Мы глотаем воду и смотрим, как они кладут хрупкое тело Адель на носилки, ставят ей капельницу и укрепляют кислородную маску на лице. Они медленно проходят мимо нас и нажимают на кнопку лифта. Рэйчел выходит из-за стойки и о чем-то перешептывается с врачами. Мы видим, как они кивают друг другу и обмениваются рукопожатиями. «Я не могла, не могла ничего напутать с лекарствами». Двери лифта открываются и закрываются, и Рэйчел возвращается к нам, сложив руки на груди и шаркая ногами в меховых зимних сапожках. Слишком тесная юбка мешает ей нормально ходить.
– Состояние стабилизировалось, но кто его знает. Ей ведь уже за девяносто, так что нам остается только сидеть и ждать новостей. Как только у меня появится информация, я вам сообщу. Еще раз всем спасибо за то, что быстро отреагировали и не потеряли голову. А теперь давайте вернемся к работе. Удостоверьтесь, что с вашими пациентами все нормально, постарайтесь их как-то приободрить. Может быть, вечером я организую какие-нибудь игры или кино…
Рэйчел замолкает и отходит к Терри и Кайлу, которые стоят возле лифта. Она жмет обоим руки и энергично кивает, в то время как они что-то рассказывают.
Ширли, Гэри и я медленно бредем к черной лестнице и молча идем к своим кабинетам. Открыв дверь, ведущую на третий этаж, мы видим, что нашего возвращения ждет целая толпа пациентов. «Что случилось?», «Что с Адель?» – раздается на разные голоса. Мы осторожно оттесняем всех вперед, в лаунж или к первую попавшуюся комнату для групповых сеансов.
Мне нужно сесть за стол и тщательно просмотреть свои записи, чтобы понять, что я натворила с лекарствами Адель. Сняла ли я ее с рисперидона, прежде чем выписать оланзапин? И как мне сказать о том, что произошло, Ричарду?
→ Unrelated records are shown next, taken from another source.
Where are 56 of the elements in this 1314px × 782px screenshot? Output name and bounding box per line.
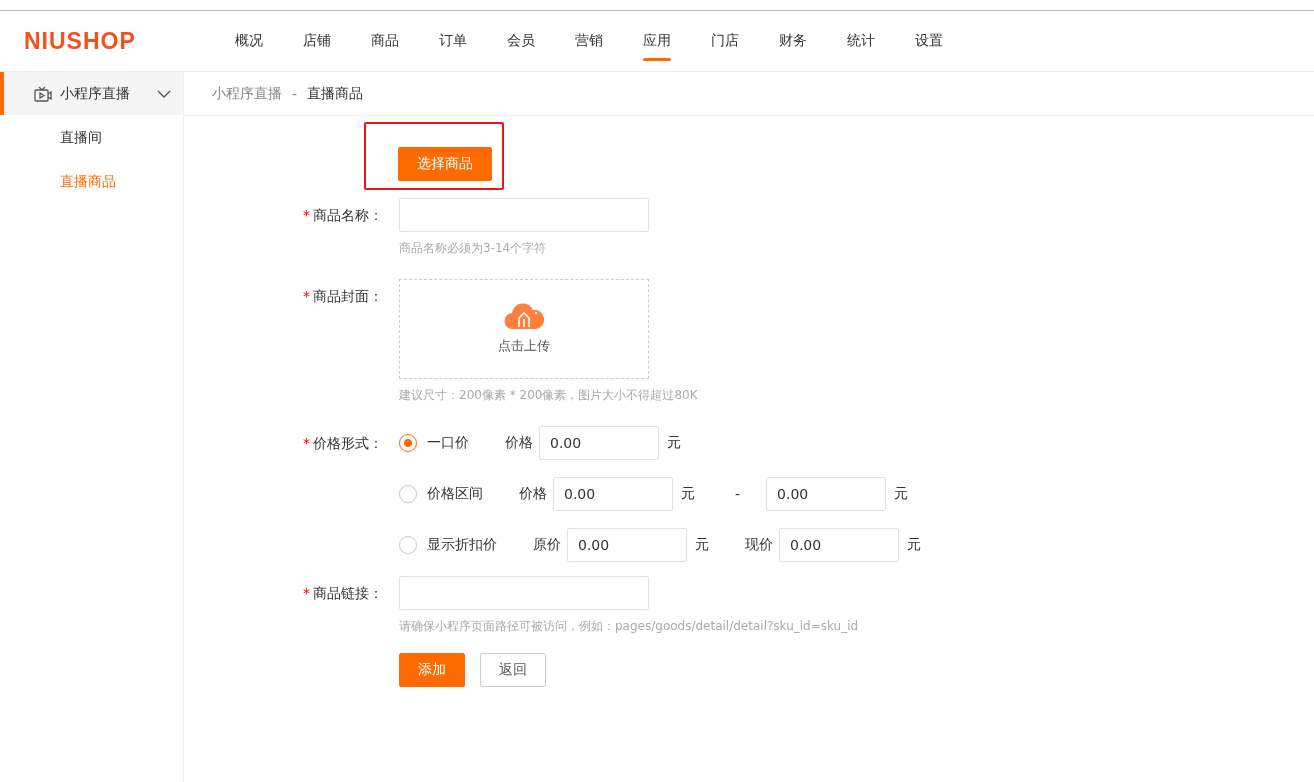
upload-area[interactable]: 点击上传 bbox=[399, 279, 649, 379]
nav-tab[interactable]: 应用 bbox=[623, 11, 691, 71]
form-label: 商品封面： bbox=[313, 288, 383, 304]
radio-label: 价格区间 bbox=[427, 485, 483, 503]
name-input[interactable] bbox=[399, 198, 649, 232]
form-label: 价格形式： bbox=[313, 435, 383, 451]
price-label: 价格 bbox=[519, 485, 547, 503]
nav-tab[interactable]: 财务 bbox=[759, 11, 827, 71]
nav-tab[interactable]: 商品 bbox=[351, 11, 419, 71]
link-input[interactable] bbox=[399, 576, 649, 610]
nav-tab[interactable]: 会员 bbox=[487, 11, 555, 71]
nav-tab[interactable]: 门店 bbox=[691, 11, 759, 71]
nav-tab[interactable]: 营销 bbox=[555, 11, 623, 71]
sidebar-group[interactable]: 小程序直播 bbox=[0, 72, 183, 115]
price-label: 价格 bbox=[505, 434, 533, 452]
video-icon bbox=[34, 85, 52, 102]
nav-tab[interactable]: 统计 bbox=[827, 11, 895, 71]
required-mark: * bbox=[303, 288, 310, 304]
breadcrumb-item: 直播商品 bbox=[307, 84, 364, 103]
chevron-icon bbox=[157, 89, 171, 98]
nav-tab[interactable]: 设置 bbox=[895, 11, 963, 71]
hint-text: 建议尺寸：200像素 * 200像素，图片大小不得超过80K bbox=[399, 387, 698, 404]
back-button[interactable]: 返回 bbox=[480, 653, 546, 687]
price-input[interactable]: 0.00 bbox=[567, 528, 687, 562]
cloud-upload-icon bbox=[504, 303, 544, 329]
unit-label: 元 bbox=[894, 485, 909, 503]
price-input[interactable]: 0.00 bbox=[779, 528, 899, 562]
unit-label: 元 bbox=[681, 485, 695, 503]
required-mark: * bbox=[303, 435, 310, 451]
radio-button[interactable] bbox=[399, 485, 417, 503]
required-mark: * bbox=[303, 585, 310, 601]
price-input[interactable]: 0.00 bbox=[539, 426, 659, 460]
nav-tab[interactable]: 店铺 bbox=[283, 11, 351, 71]
breadcrumb-separator: - bbox=[292, 85, 298, 102]
nav-tab[interactable]: 概况 bbox=[215, 11, 283, 71]
price-label: 原价 bbox=[533, 536, 561, 554]
breadcrumb-item[interactable]: 小程序直播 bbox=[212, 84, 282, 103]
radio-label: 一口价 bbox=[427, 434, 469, 452]
nav-tab[interactable]: 订单 bbox=[419, 11, 487, 71]
range-separator: - bbox=[735, 486, 741, 502]
price-input[interactable]: 0.00 bbox=[553, 477, 673, 511]
sidebar-item[interactable]: 直播间 bbox=[0, 115, 183, 159]
radio-label: 显示折扣价 bbox=[427, 536, 497, 554]
price-input[interactable]: 0.00 bbox=[766, 477, 887, 511]
upload-label: 点击上传 bbox=[498, 337, 550, 355]
unit-label: 元 bbox=[667, 434, 681, 452]
radio-button[interactable] bbox=[399, 536, 417, 554]
price-label: 现价 bbox=[745, 536, 773, 554]
unit-label: 元 bbox=[695, 536, 709, 554]
radio-button[interactable] bbox=[399, 434, 417, 452]
form-label: 商品名称： bbox=[313, 207, 383, 223]
required-mark: * bbox=[303, 207, 310, 223]
unit-label: 元 bbox=[907, 536, 921, 554]
hint-text: 商品名称必须为3-14个字符 bbox=[399, 240, 548, 257]
form-label: 商品链接： bbox=[313, 585, 383, 601]
hint-text: 请确保小程序页面路径可被访问，例如：pages/goods/detail/detail?sku_id=sku_id bbox=[399, 618, 859, 635]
После того как я заметила, что они подружились, просто не знаю, какова будет его ответная реакция.
Полностью опустошенная, я открываю свою дверь и обнаруживаю, что в кабинете Ричарда нет.
Часть вторая
Теперь, когда невыносимое одиночество Рождества, которое я провела в своей собственной компании, окончилось и весь персонал вернулся в наш сумасшедший – в прямом и переносном смысле – дом, у меня есть время заняться тем, что я так долго откладывала. Я смотрю на папку со своим заключением и не знаю, смогу ее открыть или нет. Нужно быстрее отдать Рэйчел резюме, пока она ничего не заподозрила; полагаю, мне лучше поторопиться и сделать это в течение недели. Для такого занятия не существует подходящего времени, но сейчас у меня дико болит голова, как бывает после удара в ухо, и я совсем не уверена, что нахожусь в достаточно стабильном психологическом состоянии для того, чтобы узнать о своих проблемах с психикой.
Я кладу папку в ящик стола и допиваю кофе, чтобы успокоить нервы и нейтрализовать остатки алкоголя. Потом вешаю на дверь табличку «Идет сеанс», более красивую, чем другие. Мне кажется, что папка не сводит с меня глаз, как монстр, спрятавшийся под кроватью. Я боюсь. Дыхание становится неровным. Никогда раньше я не относилась к документу так, будто он может меня укусить – или, во всяком случае, причинить боль. Но лучше уж знать, чем не знать. Так я хотя бы смогу оценить ситуацию и попробовать ее исправить.
Я опять вынимаю папку из верхнего ящика своего серого, с вмятинами и пятнами ржавчины письменного стола. Отдельные листы вылезли из папки, теперь у них загнутые, смятые уголки, и это здорово меня бесит, потому что выглядит неряшливо и непрофессионально. Я кладу эту устрашающую пачку бумаги перед собой и жду, когда дыхание станет ровнее, а сердце перестанет колотиться.